I'm a beginner in C++ so I hope you bear with me.
Trying to read a file which in text format each has lines that either look like this (the first few lines, called header lines):
@HD VN:1.5 SO:queryname
or like this
read.1 4 * 0 0 * * 0 0 CAACCNNTACCACAGCCCGANGCATTAACAACTTAANNNCNNNTNNANNNNNNNNNNNNTTGAAAAAAAAAAAAAAAAAA A<.AA##F..<F)<)FF))<#A<7<F.)FA.FAA.)###.###F##)############)FF)A<..A..7A....<F.A XC:Z:CAACCNNTACCA RG:Z:A XQ:i:2
Both are tab delimited.
The file is very large and therefore is in binary format.

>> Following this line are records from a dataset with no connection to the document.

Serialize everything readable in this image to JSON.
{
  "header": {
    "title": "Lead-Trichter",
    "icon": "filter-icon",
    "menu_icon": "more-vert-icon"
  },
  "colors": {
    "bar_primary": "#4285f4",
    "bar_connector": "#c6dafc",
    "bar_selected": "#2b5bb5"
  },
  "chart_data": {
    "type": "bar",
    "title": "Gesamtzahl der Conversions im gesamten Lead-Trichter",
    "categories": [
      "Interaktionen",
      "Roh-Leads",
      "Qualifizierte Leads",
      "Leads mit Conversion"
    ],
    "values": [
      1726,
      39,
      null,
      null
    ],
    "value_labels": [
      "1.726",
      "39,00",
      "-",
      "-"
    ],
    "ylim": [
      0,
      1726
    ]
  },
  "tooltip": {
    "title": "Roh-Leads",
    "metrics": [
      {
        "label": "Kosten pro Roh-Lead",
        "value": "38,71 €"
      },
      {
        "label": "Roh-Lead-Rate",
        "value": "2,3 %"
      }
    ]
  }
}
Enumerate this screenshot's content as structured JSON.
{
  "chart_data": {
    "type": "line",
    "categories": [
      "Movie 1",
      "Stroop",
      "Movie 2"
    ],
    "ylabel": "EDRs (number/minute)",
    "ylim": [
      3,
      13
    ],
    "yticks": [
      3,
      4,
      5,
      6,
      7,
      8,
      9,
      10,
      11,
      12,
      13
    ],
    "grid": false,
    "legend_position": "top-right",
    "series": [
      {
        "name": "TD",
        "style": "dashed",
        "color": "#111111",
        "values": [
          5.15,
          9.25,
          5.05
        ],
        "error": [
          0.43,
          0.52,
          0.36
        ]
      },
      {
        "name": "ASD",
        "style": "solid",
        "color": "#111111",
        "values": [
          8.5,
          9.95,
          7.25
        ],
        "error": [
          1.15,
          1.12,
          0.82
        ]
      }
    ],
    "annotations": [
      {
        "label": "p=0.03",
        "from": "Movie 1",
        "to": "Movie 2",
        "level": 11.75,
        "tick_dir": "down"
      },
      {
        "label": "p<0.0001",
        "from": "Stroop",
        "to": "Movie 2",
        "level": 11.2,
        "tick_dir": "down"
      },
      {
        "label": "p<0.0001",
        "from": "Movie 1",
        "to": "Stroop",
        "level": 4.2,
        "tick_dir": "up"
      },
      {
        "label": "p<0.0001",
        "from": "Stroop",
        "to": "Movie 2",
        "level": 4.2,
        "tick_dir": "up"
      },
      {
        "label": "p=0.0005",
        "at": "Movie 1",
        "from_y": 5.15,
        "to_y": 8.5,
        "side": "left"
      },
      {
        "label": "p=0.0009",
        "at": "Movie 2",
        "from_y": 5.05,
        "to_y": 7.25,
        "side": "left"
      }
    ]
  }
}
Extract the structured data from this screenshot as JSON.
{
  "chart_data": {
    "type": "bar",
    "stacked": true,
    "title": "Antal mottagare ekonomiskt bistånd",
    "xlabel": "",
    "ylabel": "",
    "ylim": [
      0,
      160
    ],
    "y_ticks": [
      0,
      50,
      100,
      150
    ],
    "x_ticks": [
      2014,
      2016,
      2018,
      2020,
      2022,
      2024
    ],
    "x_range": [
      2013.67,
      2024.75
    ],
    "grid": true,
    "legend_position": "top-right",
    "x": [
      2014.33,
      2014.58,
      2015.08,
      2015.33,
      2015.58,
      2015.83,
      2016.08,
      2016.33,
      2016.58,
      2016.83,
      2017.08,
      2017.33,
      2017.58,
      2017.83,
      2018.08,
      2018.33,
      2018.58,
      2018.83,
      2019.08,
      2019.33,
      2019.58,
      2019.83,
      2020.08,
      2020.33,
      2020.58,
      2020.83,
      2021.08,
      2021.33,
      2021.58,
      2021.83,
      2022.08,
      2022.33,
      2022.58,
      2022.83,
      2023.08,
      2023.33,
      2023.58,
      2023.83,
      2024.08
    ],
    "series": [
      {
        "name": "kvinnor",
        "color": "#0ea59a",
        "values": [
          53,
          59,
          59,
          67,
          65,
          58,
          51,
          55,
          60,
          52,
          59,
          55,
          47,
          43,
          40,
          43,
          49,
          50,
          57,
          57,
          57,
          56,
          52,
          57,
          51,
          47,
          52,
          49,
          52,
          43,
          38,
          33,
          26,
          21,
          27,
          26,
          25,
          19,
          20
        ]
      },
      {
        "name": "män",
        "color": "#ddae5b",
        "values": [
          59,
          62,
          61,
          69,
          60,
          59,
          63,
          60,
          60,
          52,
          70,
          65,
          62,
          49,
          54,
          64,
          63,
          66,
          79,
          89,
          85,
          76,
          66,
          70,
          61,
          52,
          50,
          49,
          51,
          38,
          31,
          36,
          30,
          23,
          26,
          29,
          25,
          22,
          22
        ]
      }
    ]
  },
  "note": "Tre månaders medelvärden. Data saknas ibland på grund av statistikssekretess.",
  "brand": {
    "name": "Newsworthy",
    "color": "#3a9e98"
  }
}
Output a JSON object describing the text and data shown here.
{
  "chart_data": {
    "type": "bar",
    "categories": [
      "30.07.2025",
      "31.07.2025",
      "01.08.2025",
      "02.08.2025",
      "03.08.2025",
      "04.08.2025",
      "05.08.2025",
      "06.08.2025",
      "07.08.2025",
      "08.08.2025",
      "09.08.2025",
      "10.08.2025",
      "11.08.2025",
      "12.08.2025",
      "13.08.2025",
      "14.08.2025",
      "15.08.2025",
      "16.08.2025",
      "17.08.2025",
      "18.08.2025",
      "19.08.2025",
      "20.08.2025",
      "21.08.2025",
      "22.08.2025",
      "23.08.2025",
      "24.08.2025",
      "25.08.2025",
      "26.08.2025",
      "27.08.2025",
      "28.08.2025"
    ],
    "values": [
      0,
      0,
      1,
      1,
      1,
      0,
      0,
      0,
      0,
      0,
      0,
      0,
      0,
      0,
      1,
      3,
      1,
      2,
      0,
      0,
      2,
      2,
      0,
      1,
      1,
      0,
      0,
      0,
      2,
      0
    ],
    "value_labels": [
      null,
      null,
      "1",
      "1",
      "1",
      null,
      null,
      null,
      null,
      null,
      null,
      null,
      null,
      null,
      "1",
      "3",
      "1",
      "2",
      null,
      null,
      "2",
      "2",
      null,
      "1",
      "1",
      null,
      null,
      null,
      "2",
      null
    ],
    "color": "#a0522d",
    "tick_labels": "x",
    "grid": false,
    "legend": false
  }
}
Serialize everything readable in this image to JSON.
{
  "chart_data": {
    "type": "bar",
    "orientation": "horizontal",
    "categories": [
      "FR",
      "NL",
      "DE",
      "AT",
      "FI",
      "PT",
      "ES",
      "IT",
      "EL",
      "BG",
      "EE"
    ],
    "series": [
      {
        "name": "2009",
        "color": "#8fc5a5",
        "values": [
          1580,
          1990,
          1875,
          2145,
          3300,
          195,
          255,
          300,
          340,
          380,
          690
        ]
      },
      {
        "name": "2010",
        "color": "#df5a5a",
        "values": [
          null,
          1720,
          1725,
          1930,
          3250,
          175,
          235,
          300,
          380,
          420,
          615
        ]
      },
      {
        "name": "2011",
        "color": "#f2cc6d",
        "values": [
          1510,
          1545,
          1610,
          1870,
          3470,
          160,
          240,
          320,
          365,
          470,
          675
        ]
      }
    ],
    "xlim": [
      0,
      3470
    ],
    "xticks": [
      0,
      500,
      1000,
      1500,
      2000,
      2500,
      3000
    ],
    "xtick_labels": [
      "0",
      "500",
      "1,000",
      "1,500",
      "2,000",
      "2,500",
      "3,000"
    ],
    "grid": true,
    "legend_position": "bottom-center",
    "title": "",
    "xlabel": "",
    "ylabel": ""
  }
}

I'm wondering whether it is possible to read from the binary format file each line, do some processing on that line, and then write it to a binary format output file.
I started with this code:
#include <iostream>
#include <fstream>
#include <string>
using namespace std;
int main(int argc, char* argv[])
{
string input_file = argv[1];
string output_file = argv[2];
string line;
ifstream istream;
istream.open(input_file.c_str(),ios::binary|ios::in);
ofstream ostream;
ostream.open(output_file.c_str(),ios::binary|ios::out);
while(getline(istream,line,'\n')){
if(line.empty()) continue;
//process line assuming it is read as a string
ostream<<line<<endl;
}
istream.close();
ostream.close();
}
But it crashes with: Segmentation fault (core dumped)
, in the part where I'm trying to parse line
to a string
vector
.
Is there a way to read the binary format and split it by lines, do string processing on each such line, and then write them to a binary output?
BTW, I'm running this on Linux.